What Nobody’s Talking About: The Heart Attack That Redefined “Normal”
Everyone’s focusing on the reunion. Everyone’s dissecting the Forbes quote about Saul Goodman. But almost nobody’s connecting these updates to the seismic event that changed everything: July 2021.
Bob Odenkirk suffered a life-threatening heart attack while filming the final season of Better Call Saul. He collapsed on set. The internet held its breath. For a terrifying window of time, we didn’t know if we’d lose the man behind the character at the very moment he was crafting Saul’s swan song.
He survived. Obviously, he survived. But here’s what the breaking news headlines about the Normal premiere are glossing over: Bob Odenkirk is a man who looked death in the face and then went back to work. Not to the same work. To this work.
In his NPR interview—also dropping within this same four-hour news window—Odenkirk described the world as “beautiful and astounding” following his 2021 heart attack. That’s not the vocabulary of a man clutching his past achievements out of fear. That’s the vocabulary of someone who has seen the curtain twitch and realized how precious creative time really is.
When Odenkirk says his Normal character contains elements of Saul Goodman, he’s not confessing to creative bankruptcy. He’s telling us that Saul Goodman—this character he built from scratch after years of being “that guy from Mr. Show“—was the vehicle that carried him through his own mortality. Why wouldn’t parts of Saul bleed into his new work? Saul Goodman kept Bob Odenkirk alive and working during the most physically demanding period of his life.
We’re not looking at typecasting. We’re looking at post-traumatic artistic growth. The heart attack didn’t just change Bob’s health; it changed his relationship to performance, to honesty, to the integration of self and character.

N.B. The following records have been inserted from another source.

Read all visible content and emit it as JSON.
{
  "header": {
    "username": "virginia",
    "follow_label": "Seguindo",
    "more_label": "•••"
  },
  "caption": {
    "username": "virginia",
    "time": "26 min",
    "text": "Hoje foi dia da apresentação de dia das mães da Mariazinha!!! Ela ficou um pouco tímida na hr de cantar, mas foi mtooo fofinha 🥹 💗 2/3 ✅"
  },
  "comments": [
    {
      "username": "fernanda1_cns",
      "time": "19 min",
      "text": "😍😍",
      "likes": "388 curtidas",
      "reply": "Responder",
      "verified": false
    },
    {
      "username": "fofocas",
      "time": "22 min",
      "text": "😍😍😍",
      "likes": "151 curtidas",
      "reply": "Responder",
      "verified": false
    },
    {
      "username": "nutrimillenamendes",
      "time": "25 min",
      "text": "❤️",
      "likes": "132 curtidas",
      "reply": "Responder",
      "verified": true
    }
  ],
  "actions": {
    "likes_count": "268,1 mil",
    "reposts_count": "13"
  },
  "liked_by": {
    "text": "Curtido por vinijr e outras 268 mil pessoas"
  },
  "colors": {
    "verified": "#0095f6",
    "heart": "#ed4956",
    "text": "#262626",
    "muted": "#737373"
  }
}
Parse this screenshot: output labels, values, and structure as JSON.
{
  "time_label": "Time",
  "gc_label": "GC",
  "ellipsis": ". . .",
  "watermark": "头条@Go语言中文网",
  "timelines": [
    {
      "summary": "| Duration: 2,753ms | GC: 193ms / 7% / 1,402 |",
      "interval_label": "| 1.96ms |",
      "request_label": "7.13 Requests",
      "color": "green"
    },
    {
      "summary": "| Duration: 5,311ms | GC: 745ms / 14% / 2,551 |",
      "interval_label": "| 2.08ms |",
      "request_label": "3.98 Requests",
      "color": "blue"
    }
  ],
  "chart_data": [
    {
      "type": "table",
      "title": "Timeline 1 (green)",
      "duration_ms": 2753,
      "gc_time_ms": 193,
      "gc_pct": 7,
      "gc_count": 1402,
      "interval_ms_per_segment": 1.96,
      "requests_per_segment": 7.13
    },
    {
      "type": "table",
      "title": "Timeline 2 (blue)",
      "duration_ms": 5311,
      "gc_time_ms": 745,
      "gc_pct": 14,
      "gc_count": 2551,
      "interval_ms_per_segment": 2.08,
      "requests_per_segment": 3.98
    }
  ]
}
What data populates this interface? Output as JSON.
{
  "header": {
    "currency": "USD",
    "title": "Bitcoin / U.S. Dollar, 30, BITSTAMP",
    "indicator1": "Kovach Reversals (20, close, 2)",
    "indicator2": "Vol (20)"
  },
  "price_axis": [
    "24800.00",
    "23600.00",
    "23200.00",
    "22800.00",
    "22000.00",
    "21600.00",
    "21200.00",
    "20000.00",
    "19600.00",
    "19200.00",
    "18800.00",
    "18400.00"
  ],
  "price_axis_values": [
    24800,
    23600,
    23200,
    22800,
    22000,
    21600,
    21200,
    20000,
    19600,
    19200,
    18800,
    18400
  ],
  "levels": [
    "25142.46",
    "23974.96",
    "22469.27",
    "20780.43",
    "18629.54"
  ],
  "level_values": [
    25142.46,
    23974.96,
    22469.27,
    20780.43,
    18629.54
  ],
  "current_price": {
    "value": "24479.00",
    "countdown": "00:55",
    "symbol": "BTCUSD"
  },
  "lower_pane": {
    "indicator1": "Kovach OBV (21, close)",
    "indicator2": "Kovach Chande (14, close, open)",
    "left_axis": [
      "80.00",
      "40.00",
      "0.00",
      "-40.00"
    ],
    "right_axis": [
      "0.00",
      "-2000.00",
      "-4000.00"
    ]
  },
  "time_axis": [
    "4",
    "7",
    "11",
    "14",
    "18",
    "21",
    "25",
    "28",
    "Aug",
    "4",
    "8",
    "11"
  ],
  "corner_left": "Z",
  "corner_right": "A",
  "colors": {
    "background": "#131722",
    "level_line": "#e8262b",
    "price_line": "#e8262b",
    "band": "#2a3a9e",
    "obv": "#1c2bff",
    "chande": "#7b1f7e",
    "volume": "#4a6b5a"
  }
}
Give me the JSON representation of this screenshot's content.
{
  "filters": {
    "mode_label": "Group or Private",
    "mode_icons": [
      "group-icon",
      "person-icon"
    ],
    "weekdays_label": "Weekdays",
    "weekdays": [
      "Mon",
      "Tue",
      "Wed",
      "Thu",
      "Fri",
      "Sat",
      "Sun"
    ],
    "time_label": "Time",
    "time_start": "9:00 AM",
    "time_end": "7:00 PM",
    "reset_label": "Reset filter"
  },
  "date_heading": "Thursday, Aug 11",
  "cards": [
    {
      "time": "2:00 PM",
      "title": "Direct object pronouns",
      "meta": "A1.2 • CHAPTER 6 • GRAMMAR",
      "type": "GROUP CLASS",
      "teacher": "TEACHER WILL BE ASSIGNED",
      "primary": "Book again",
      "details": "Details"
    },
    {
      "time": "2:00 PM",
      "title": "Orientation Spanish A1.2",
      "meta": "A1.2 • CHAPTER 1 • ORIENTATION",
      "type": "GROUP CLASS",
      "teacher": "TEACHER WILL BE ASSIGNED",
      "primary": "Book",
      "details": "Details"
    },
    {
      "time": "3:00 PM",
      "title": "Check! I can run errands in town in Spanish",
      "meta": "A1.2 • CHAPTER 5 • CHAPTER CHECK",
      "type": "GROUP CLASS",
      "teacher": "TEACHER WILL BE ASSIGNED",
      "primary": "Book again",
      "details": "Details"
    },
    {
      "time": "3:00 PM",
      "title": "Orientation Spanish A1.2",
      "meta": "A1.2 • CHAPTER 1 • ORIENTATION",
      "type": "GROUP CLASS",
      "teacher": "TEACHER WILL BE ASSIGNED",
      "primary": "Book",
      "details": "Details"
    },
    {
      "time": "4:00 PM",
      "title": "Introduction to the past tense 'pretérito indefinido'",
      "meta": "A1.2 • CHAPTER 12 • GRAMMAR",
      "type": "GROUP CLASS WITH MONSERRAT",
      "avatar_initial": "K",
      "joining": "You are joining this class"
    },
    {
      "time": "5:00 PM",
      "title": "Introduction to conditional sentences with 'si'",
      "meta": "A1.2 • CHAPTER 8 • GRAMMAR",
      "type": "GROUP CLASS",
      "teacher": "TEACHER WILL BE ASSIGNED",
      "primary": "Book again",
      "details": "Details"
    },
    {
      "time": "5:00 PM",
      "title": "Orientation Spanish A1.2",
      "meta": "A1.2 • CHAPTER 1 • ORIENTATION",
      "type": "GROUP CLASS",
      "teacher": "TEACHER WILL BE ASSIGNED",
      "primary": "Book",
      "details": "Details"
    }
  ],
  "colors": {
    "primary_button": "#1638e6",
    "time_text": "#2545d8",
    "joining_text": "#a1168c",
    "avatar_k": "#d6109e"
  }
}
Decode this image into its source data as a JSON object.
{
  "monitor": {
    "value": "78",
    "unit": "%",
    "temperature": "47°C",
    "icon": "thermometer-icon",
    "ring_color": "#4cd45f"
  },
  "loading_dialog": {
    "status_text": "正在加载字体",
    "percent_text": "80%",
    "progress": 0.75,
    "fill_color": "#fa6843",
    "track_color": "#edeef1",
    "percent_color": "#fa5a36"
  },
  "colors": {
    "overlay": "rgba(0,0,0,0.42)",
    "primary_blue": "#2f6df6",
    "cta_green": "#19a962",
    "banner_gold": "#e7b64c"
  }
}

That “beautiful and astounding” worldview isn’t separate from the Saul DNA he’s channeling—it’s the evolution of it. Saul Goodman was cynicism incarnate, a man who believed everyone had a price and the world was rigged. Bob Odenkirk, post-heart attack, is telling us the world is beautiful. Maybe Saul Goodman needed to survive Bob’s heart to become something softer, something that can exist in Normal without the Breaking Bad baggage.
That’s the update nobody’s fully processing yet. This isn’t a reunion; it’s a resurrection with new rules.
The Beautiful and Astounding Aftermath
So where does this leave us? We have a cast reunion that felt genuine rather than performative. We have confirmation that Saul Goodman is less a role in Bob’s rearview mirror and more a permanent passenger. And we have a man who cheated death deciding that his artistic future will honor the past rather than run from it.
Isn’t that what we want from our favorite storytellers? Not clean breaks and reinventions that erase history, but evolution that carries the weight of experience?
The Better Call Saul trending cycle will fade. The breaking news will become old news. But Bob Odenkirk’s decision to let Saul Goodman live in Normal—to refuse to compartmentalize his own artistic history—is bigger than fan service. It’s a masterclass in authenticity.
We thought we were watching a premiere. We were actually watching an artist testify that near-death experiences don’t end careers; they deepen them. Saul Goodman isn’t coming back. He never left. And thanks to that terrifying July day in 2021, he’s finally seeing the world as beautiful and astounding.
We should all be so lucky to carry our ghosts so gracefully.